The localization length comes from noise data, and one needs to pre process the data before extracting any analysis. In this section, we show how we use the package LinRegOutliers.jl for our application.

Localization length, $\xi$, comes from the assumption that the data follows

\[y = A_0e^{-x/\xi}.\]

However, the package LinRegOutliers.jl works best with linear functions, thus, we define

\[Y = ln(A_0) -x/\xi\]


\[Y = A + Bx\]

Our goal then becomes to identify $\xi = -1/B$.

Exponential with Noise

We will create some data and check for the methods avaiable on LinRegOutliers.jl that leads to best results. Our test function will be

\[y = 2.234e^{-x/1.345}\]

and we add white noise at each point of the domain $x$

using Random

x = range(0, 5, length = 40)
y = log.(2.234exp.(-x/1.345) .+ rand(length(x)) ./ 10)

Now, we will create a functin that returns the coeficientes of the linear fit.

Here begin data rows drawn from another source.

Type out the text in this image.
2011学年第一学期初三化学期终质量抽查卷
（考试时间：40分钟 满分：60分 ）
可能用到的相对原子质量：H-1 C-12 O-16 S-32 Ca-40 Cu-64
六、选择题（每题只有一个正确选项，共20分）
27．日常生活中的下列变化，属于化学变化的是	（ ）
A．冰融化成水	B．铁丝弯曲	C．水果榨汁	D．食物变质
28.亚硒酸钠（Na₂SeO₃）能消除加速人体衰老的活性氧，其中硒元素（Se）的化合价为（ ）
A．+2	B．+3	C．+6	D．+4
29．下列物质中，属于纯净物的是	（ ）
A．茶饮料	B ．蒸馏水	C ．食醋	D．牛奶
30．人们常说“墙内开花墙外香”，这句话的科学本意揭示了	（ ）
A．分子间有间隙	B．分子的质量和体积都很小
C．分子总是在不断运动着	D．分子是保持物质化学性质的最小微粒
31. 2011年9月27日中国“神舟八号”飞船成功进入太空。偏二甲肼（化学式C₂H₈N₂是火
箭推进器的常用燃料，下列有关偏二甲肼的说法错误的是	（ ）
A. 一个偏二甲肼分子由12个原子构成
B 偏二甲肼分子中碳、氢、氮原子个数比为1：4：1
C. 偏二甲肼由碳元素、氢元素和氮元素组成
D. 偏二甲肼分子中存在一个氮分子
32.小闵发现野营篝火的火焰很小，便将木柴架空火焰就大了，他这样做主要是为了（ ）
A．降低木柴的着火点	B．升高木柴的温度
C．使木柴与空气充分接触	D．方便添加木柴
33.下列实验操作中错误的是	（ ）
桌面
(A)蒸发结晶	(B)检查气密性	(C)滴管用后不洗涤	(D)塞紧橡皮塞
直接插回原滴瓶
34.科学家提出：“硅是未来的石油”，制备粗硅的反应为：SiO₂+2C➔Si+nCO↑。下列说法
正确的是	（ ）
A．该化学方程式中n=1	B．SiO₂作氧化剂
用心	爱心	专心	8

For that, we specify our @formula, the Dataframe with our data, and use one of the available methods on LinRegOutliers.jldocs.

using LinRegOutliers, DataFrames
function linear_fit_robust(x, y; regression_method = lta)
	reg = createRegressionSetting(@formula(y ~ x), DataFrame([:x => x, :y => y]))
	result = regression_method(reg)

	A, B = result["betas"]
	y_fit = A .+ (B .* x)

	return A, B, y_fit
## test
A, B, y_fit = linear_fit_robust(x, y)
ξ = -1/B

Now, we can test and visualize the fitting result

using CairoMakie
scatter(x, y, axis=(xlabel="x", ylabel="y"))
lines!(x, y_fit, color = Cycled(2), linewidth = 5, label="ξ = $( round(ξ, digits=3))")

Methods Comparison

The exact metho depends on the level of noise on the data. On this specific example, the best regression method was the asm2000.

    fig = Figure()
    ax = Axis(fig[1, 1], xlabel = "x", ylabel="y")
    scatter!(ax, x, y)
	methods_list = [hs93, ks89, smr98, lms, lts, bch, py95, satman2013, satman2015,
		asm2000, lad, lta, galts, imon2005, ccf, cm97, quantileregression]
    comparisons = []
	for method in methods_list
		a, b, y_fit = linear_fit_robust(x, y; regression_method = method)
        lines!(ax, x, y_fit, linewidth = 1, label = "$(method)")

        comparison =  (-1/b)/1.345
        push!(comparisons, comparison)
    value, idx  = findmin(comparisons)
    println("$(methods_list[idx]) had the best fitting, with ξ = $(value*1.345)")

    Legend(fig[1, 2], ax)